For instance, the tea party could be seen as Alice's attempt to make sense of adult tea parties, from which young children are often excluded (though doubtless they watch and listen from the hall or stairs!). All the small talk that children have a hard time following and all the rules of etiquette they don't know could be twisted in a dream to asking nonsense riddles and changing places at the table at random.
Eating cakes and drinking the contents of bottles could reflect the mystery a child sees in taking medication to feel better or in observing the strange antics of a parent of family friend who is drunk (sometimes frightening, even if the child is in no way threatened).

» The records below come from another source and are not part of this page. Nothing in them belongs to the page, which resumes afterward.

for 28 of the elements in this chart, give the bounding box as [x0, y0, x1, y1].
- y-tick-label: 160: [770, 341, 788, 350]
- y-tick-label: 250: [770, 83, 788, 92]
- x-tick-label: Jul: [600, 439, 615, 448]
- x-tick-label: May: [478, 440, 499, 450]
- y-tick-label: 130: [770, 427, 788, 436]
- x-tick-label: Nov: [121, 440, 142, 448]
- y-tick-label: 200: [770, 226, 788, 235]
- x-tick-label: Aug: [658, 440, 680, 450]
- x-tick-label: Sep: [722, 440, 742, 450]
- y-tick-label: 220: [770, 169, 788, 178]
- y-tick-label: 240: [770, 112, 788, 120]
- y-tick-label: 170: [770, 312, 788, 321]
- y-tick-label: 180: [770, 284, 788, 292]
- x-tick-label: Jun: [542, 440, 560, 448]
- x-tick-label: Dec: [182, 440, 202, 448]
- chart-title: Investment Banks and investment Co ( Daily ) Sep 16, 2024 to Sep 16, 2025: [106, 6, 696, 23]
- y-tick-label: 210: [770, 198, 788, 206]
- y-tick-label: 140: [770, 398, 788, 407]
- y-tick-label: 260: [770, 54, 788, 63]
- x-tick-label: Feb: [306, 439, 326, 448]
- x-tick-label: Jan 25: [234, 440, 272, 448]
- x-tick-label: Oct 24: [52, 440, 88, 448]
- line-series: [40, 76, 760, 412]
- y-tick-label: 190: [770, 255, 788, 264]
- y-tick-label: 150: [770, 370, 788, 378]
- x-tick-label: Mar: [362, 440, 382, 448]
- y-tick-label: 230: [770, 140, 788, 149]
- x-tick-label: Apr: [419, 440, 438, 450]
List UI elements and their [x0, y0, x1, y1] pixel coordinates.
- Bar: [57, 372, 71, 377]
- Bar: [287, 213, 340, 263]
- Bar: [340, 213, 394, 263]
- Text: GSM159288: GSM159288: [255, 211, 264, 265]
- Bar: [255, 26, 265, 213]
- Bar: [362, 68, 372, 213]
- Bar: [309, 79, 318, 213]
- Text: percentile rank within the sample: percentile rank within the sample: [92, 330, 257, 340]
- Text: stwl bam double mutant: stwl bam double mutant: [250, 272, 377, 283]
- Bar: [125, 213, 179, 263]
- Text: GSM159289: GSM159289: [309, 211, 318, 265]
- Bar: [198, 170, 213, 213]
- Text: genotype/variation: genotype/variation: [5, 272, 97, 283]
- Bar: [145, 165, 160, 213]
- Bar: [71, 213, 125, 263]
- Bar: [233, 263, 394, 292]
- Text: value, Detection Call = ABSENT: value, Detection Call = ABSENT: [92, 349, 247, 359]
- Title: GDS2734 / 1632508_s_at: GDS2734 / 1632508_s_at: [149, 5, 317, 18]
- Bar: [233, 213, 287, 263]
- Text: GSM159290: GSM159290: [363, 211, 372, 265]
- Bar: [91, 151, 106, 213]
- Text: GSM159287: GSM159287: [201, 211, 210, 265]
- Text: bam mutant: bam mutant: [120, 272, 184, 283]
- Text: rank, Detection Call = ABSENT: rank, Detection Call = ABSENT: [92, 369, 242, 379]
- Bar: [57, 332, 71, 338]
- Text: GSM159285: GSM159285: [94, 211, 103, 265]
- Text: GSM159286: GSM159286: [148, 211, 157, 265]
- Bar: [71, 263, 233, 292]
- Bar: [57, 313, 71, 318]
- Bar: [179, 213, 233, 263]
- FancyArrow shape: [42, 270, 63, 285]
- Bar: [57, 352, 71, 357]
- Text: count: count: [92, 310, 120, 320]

Ask your students to script their own dreams - take a situation in their own lives and make it fantasy. Write in the style of the contorted reality where we spend eight hours a day - the scenes that shift so cleanly and suddenly, yet make perfect sense while we're there . . .
Have fun!
I highly recommend the book "The Annotated Alice"
Also, "The Hunting of the Snark" by Carroll is great reading for older kids.